Seiring bergulirnya waktu, khasanah Islam juga merambah ranah ekonomi. Setelah ada da’i sejuta umat, kemudian mencuat di tengah-tengah pengenalan publik yakni da’i milyuner. Dimotori oleh Aa Gym dengan brand“Manajemen Qalbu”-nya. Aa Gym berhasil menciptakan aksen entrepreneurship, bahwa pendakwah juga bisa sukses loh.
Tidak berselang lama, hadir ke tengah-tengah umat sebuah istilah baru“Matematika sedekah”. Secara moderat maupun radikal, orang didakwahi untuk mengeluarkan banyak-banyak sedekah. Ustadz Yusuf Mansyur sangtrend-setter getol menceramahi umat dimana-mana bahwa matematika Allah itu 10 – 1 = 19. Sebab setiap satu kebaikan sedekah, balasannya adalah 10 kali lipat.
Kemudian ikut mewarnai khasanah Islam berikutnya adalah duet guru & murid Ustadz Faudzil Adzhim dan Salim A. Fillah. Kalimat yang populer kala itu adalah “Nikah dini keren”.
mereka getol mengangkat tema dakwah yang membuat berbunga-bunga siapa saja yang mendengarnya, yakni pernikahan. Buku nasihat pernikahan karya mereka pun kemudian menjadi pilihan kado favorit untuk dibawa kekondangan kala itu. Seminar Pra-Nikah juga menjamur di kampus dan lingkungan komunitas muda.
Kurang lebih satu dekade, yel-yel tersebut mewarnai khasanah dakwah di negeri ini. Nampak sederhana kalimatnya, tetapi tidak sederhana efeknya.
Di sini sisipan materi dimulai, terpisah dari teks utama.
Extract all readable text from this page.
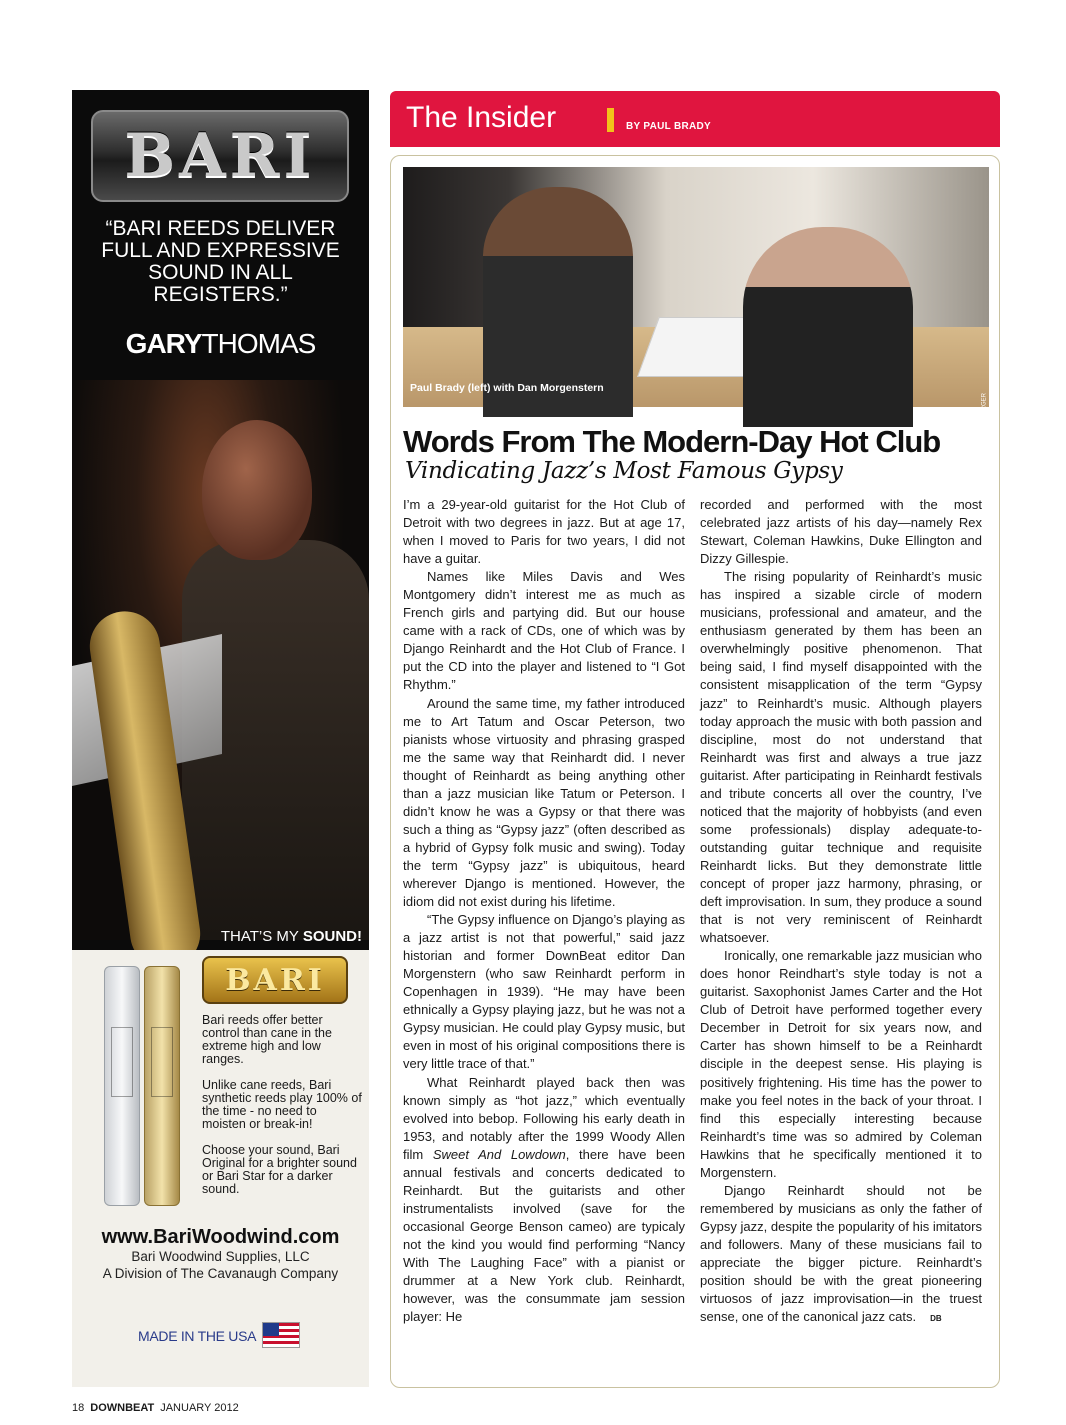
BARI
“BARI REEDS DELIVER
FULL AND EXPRESSIVE
SOUND IN ALL
REGISTERS.”
GARYTHOMAS
THAT’S MY SOUND!
BARI

Bari reeds offer better control than cane in the extreme high and low ranges.

Unlike cane reeds, Bari synthetic reeds play 100% of the time - no need to moisten or break-in!

Choose your sound, Bari Original for a brighter sound or Bari Star for a darker sound.

www.BariWoodwind.com
Bari Woodwind Supplies, LLC
A Division of The Cavanaugh Company
MADE IN THE USA
The Insider	BY PAUL BRADY
Paul Brady (left) with Dan Morgenstern
ED BERGER
Words From The Modern-Day Hot Club
Vindicating Jazz’s Most Famous Gypsy

I’m a 29-year-old guitarist for the Hot Club of Detroit with two degrees in jazz. But at age 17, when I moved to Paris for two years, I did not have a guitar.

Names like Miles Davis and Wes Montgomery didn’t interest me as much as French girls and partying did. But our house came with a rack of CDs, one of which was by Django Reinhardt and the Hot Club of France. I put the CD into the player and listened to “I Got Rhythm.”

Around the same time, my father introduced me to Art Tatum and Oscar Peterson, two pianists whose virtuosity and phrasing grasped me the same way that Reinhardt did. I never thought of Reinhardt as being anything other than a jazz musician like Tatum or Peterson. I didn’t know he was a Gypsy or that there was such a thing as “Gypsy jazz” (often described as a hybrid of Gypsy folk music and swing). Today the term “Gypsy jazz” is ubiquitous, heard wherever Django is mentioned. However, the idiom did not exist during his lifetime.

“The Gypsy influence on Django’s playing as a jazz artist is not that powerful,” said jazz historian and former DownBeat editor Dan Morgenstern (who saw Reinhardt perform in Copenhagen in 1939). “He may have been ethnically a Gypsy playing jazz, but he was not a Gypsy musician. He could play Gypsy music, but even in most of his original compositions there is very little trace of that.”

What Reinhardt played back then was known simply as “hot jazz,” which eventually evolved into bebop. Following his early death in 1953, and notably after the 1999 Woody Allen film Sweet And Lowdown, there have been annual festivals and concerts dedicated to Reinhardt. But the guitarists and other instrumentalists involved (save for the occasional George Benson cameo) are typicaly not the kind you would find performing “Nancy With The Laughing Face” with a pianist or drummer at a New York club. Reinhardt, however, was the consummate jam session player: He

recorded and performed with the most celebrated jazz artists of his day—namely Rex Stewart, Coleman Hawkins, Duke Ellington and Dizzy Gillespie.

The rising popularity of Reinhardt’s music has inspired a sizable circle of modern musicians, professional and amateur, and the enthusiasm generated by them has been an overwhelmingly positive phenomenon. That being said, I find myself disappointed with the consistent misapplication of the term “Gypsy jazz” to Reinhardt’s music. Although players today approach the music with both passion and discipline, most do not understand that Reinhardt was first and always a true jazz guitarist. After participating in Reinhardt festivals and tribute concerts all over the country, I’ve noticed that the majority of hobbyists (and even some professionals) display adequate-to-outstanding guitar technique and requisite Reinhardt licks. But they demonstrate little concept of proper jazz harmony, phrasing, or deft improvisation. In sum, they produce a sound that is not very reminiscent of Reinhardt whatsoever.

Ironically, one remarkable jazz musician who does honor Reindhart’s style today is not a guitarist. Saxophonist James Carter and the Hot Club of Detroit have performed together every December in Detroit for six years now, and Carter has shown himself to be a Reinhardt disciple in the deepest sense. His playing is positively frightening. His time has the power to make you feel notes in the back of your throat. I find this especially interesting because Reinhardt’s time was so admired by Coleman Hawkins that he specifically mentioned it to Morgenstern.

Django Reinhardt should not be remembered by musicians as only the father of Gypsy jazz, despite the popularity of his imitators and followers. Many of these musicians fail to appreciate the bigger picture. Reinhardt’s position should be with the great pioneering virtuosos of jazz improvisation—in the truest sense, one of the canonical jazz cats. DB

18 DOWNBEAT JANUARY 2012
Kemudian waktu terus bergulir, dari yel-yel yang adem dan menenteramkan seperti di atas entah alami atau ada yang mengatur kemudian menjadi berubah.
Menjelang tahun 2010 menjadi ramai yel-yel “Save Palestine”. Kader-kader dakwah digiring untuk memiliki kesadaran internasionalisme dengan melek terhadap gejolak geopolitik di Timur Tengah wa bil khusus di Palestina.
Yel yang tidak adem dan menenteramkan lainnya adalah lahirnya teriakan“Anti Islam liberal” membuat siapa saja yang ber-Islam dengan cara tidak biasa kemudian halal dicurigai sebagai agen JIL (Jaringan Islam Liberal).
Tanpa pernah mencapai klimaks, yel tersebut kemudian meredup. Namun, yel bertema anti-antian entah mengapa setelah itu kok menjadi begitu digandrungi oleh umat.
Berganti dengan yel yang cukup garang, yakni penolakan terhadap aliran-aliran yang dianggap sesat. Yang paling santer diantaranya adalah “Syiah bukan Islam”. Bersamaan dengan memanasnya konflik Arab Saudi dan Iran, muncul resistensi anti Iran juga anti Syiah. Indonesia yang tidak terlibat dalam konflik kedua kubu tersebut tak kalah ramai ikut memekikkan yel-yelnya.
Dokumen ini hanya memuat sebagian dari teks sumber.